Wakame and cucumber salad
- 2 tablespoons rice vinegar
- 1/3 teaspoon salt
- 2 small cucumbers, sliced thin
- 2 ounces/ 55 g shirasuboshi (dried tiny sardines), or canned salmon or tuna flakes, shreds of crab meat, or boiled chicken
- 1 tablespoons sugar
- 1/2 teaspoon soy sauce
- 1 inch fresh ginger, peeled and shredded for garnish
- Place Wakame in bowl and pour cold water over it to rehydrate.

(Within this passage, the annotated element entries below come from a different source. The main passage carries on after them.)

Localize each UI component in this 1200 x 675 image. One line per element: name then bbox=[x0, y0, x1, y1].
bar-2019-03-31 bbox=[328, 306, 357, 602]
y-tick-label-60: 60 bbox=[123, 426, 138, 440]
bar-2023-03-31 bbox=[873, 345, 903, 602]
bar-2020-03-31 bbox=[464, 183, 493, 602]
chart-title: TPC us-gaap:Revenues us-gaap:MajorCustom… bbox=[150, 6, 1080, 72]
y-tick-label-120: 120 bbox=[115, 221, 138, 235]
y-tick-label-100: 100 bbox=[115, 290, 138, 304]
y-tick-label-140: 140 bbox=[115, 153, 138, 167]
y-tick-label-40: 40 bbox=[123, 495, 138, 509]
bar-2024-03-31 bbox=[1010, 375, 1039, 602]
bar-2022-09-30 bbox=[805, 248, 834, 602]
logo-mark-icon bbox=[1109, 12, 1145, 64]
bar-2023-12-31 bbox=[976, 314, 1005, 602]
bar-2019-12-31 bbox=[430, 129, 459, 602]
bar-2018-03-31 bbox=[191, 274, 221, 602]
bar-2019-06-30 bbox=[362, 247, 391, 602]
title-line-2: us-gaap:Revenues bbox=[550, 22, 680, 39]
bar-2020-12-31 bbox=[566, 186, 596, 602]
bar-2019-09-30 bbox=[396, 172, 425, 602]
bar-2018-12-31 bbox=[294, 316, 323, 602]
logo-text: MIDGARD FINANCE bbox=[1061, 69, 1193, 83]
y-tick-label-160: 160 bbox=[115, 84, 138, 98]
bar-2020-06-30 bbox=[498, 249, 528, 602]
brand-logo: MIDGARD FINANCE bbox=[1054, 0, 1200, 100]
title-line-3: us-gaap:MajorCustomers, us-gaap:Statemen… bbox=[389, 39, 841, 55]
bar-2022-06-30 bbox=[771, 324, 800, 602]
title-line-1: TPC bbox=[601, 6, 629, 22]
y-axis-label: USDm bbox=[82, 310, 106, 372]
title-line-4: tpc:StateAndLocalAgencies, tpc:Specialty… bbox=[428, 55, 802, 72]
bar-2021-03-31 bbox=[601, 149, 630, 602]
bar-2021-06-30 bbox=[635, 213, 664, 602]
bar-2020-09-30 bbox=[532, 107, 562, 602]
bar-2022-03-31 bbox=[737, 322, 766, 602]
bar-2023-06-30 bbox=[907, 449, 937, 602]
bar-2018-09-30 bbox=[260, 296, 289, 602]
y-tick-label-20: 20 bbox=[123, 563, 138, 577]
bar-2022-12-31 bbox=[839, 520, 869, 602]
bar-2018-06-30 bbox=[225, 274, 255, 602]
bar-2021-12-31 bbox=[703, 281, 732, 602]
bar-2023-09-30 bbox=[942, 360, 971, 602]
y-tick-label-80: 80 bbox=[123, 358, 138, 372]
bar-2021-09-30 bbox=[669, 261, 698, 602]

Let sit for ten minutes and then drain well.
- Sprinkle salt over the cucumber slices, let stand for 5 minutes until soft and watery, then squeeze out excess water.
- Blanch shirasuboshi in boiling water, drain, and sprinkle with 1 tablespoon vinegar.
- Combine the vinegar, sugar, and soy sauce and stir until the sugar dissolves. Mix in the cucumber, shirasuboshi, and wakame seaweed. Garnish with shredded ginger and serve immediately.
Serves 4 as a salad course
Wakame Brown Rice
- 2 1/4 cups water
- 1 cup brown rice
- 1 tablespoon butter (optional)
- 1 teaspoon salt (optional)
- 1 tablespoon wakame seaweed flakes
- 2 cups water
- 1 ripe avocado, diced
- 2 teaspoons toasted sesame seeds
- Bring water, brown rice, butter, and salt to a boil in a saucepan. Reduce heat to medium-low, cover, and simmer until tender, 45 to 50 minutes.
- Soak wakame in 2 cups of water for 10 minutes; drain in a mesh strainer. Scoop rice into a bowl, and gently fold in wakame, avocado, and sesame seeds. Serve warm or cold.